Bolton was Contradicted by Bush on Iran’s Bushehr Reactor

Former US ambassador and perennial angry old crank John Bolton is so upset about the possibility that Iran’s Bushehr nuclear reactor will soon go live that he says Israel has a window of only 8 days to attack it and destroy it. (After a reactor is already working, bombing it would turn it into a dirty bomb and harm large numbers of civilians, which even Bolton isn’t yet in favor of).

But Bolton’s former boss, George W. Bush, endorsed the Russian reactor deal with Iran in 2007:

Bush noted Russia’s announcement that it would ship nuclear fuel to Iran’s first atomic power station, the unfinished Bushehr plant, and said such deliveries further reduced Tehran’s need to enrich uranium.

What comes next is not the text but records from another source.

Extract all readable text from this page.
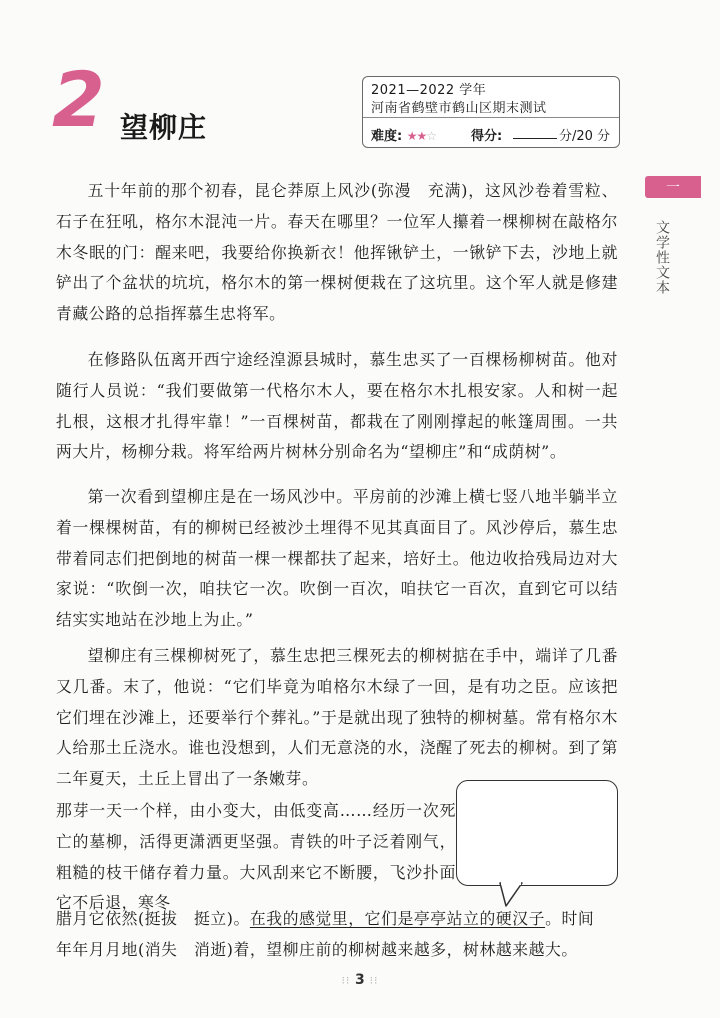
2 望柳庄
2021—2022 学年
河南省鹤壁市鹤山区期末测试
难度: ★★☆	得分:	分/20 分
一
文学性文本

五十年前的那个初春，昆仑莽原上风沙(弥漫　充满)，这风沙卷着雪粒、石子在狂吼，格尔木混沌一片。春天在哪里？一位军人攥着一棵柳树在敲格尔木冬眠的门：醒来吧，我要给你换新衣！他挥锹铲土，一锹铲下去，沙地上就铲出了个盆状的坑坑，格尔木的第一棵树便栽在了这坑里。这个军人就是修建青藏公路的总指挥慕生忠将军。

在修路队伍离开西宁途经湟源县城时，慕生忠买了一百棵杨柳树苗。他对随行人员说：“我们要做第一代格尔木人，要在格尔木扎根安家。人和树一起扎根，这根才扎得牢靠！”一百棵树苗，都栽在了刚刚撑起的帐篷周围。一共两大片，杨柳分栽。将军给两片树林分别命名为“望柳庄”和“成荫树”。

第一次看到望柳庄是在一场风沙中。平房前的沙滩上横七竖八地半躺半立着一棵棵树苗，有的柳树已经被沙土埋得不见其真面目了。风沙停后，慕生忠带着同志们把倒地的树苗一棵一棵都扶了起来，培好土。他边收拾残局边对大家说：“吹倒一次，咱扶它一次。吹倒一百次，咱扶它一百次，直到它可以结结实实地站在沙地上为止。”

望柳庄有三棵柳树死了，慕生忠把三棵死去的柳树掂在手中，端详了几番又几番。末了，他说：“它们毕竟为咱格尔木绿了一回，是有功之臣。应该把它们埋在沙滩上，还要举行个葬礼。”于是就出现了独特的柳树墓。常有格尔木人给那土丘浇水。谁也没想到，人们无意浇的水，浇醒了死去的柳树。到了第二年夏天，土丘上冒出了一条嫩芽。

那芽一天一个样，由小变大，由低变高……经历一次死亡的墓柳，活得更潇洒更坚强。青铁的叶子泛着刚气，粗糙的枝干储存着力量。大风刮来它不断腰，飞沙扑面它不后退，寒冬

腊月它依然(挺拔　挺立)。在我的感觉里，它们是亭亭站立的硬汉子。时间

年年月月地(消失　消逝)着，望柳庄前的柳树越来越多，树林越来越大。

⁝⁝ 3 ⁝⁝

“If that’s the case, if the Russians are willing to do that — which I support — then the Iranians do not need to learn how to enrich. If the Iranians accept that uranium for a civilian nuclear power plant, then there’s no need for them to learn how to enrich,” he said.

Bush supported the deal because many safeguards had been built in to prevent the reactors being used to create weapons. And because those safeguards were entirely practical, undermining the Iranian arguments for their need to enrich uranium themselves to fuel such reactors.

Moreover, the reactor is being actively inspected by the International Atomic Energy Agency, which continues to certify that no nuclear fuel is being diverted by Iran to weapons purposes.

And the Russians, who have been working on this reactor since the mid-1990s, have put in safeguards to prevent it from being used to produce a nuclear weapon. First, they have insisted on a light water reactor.

One of the ways to create a nuclear warhead is to take the spent fuel from a nuclear reactor and reprocess it into plutonium of weapons quality. But it is much harder to do this with light water reactors than with heavy water ones, as Daniel Engber of Slate explains:

Light-water reactors are designed for commercial use and can run for years at a time on a single batch of fuel. (“Light water” refers to ordinary H2O; “heavy water” has a higher percentage of deuterium atoms, i.e. hydrogen atoms with an extra neutron.) That long burn fills out the plutonium by-product with other isotopes that make it less useful for nuclear weapons. If you shut down a light-water reactor early—after a few months, for example—you’d waste a huge amount of money. . . Furthermore, it would be very easy to tell when the Iranians or North Koreans shut down their light-water reactors. To extract the fuel rods, you have to lift off a giant lid at the top of the reactor and take them out all at once. Weapons inspectors love this feature because it requires a large-scale operation that’s almost impossible to conceal.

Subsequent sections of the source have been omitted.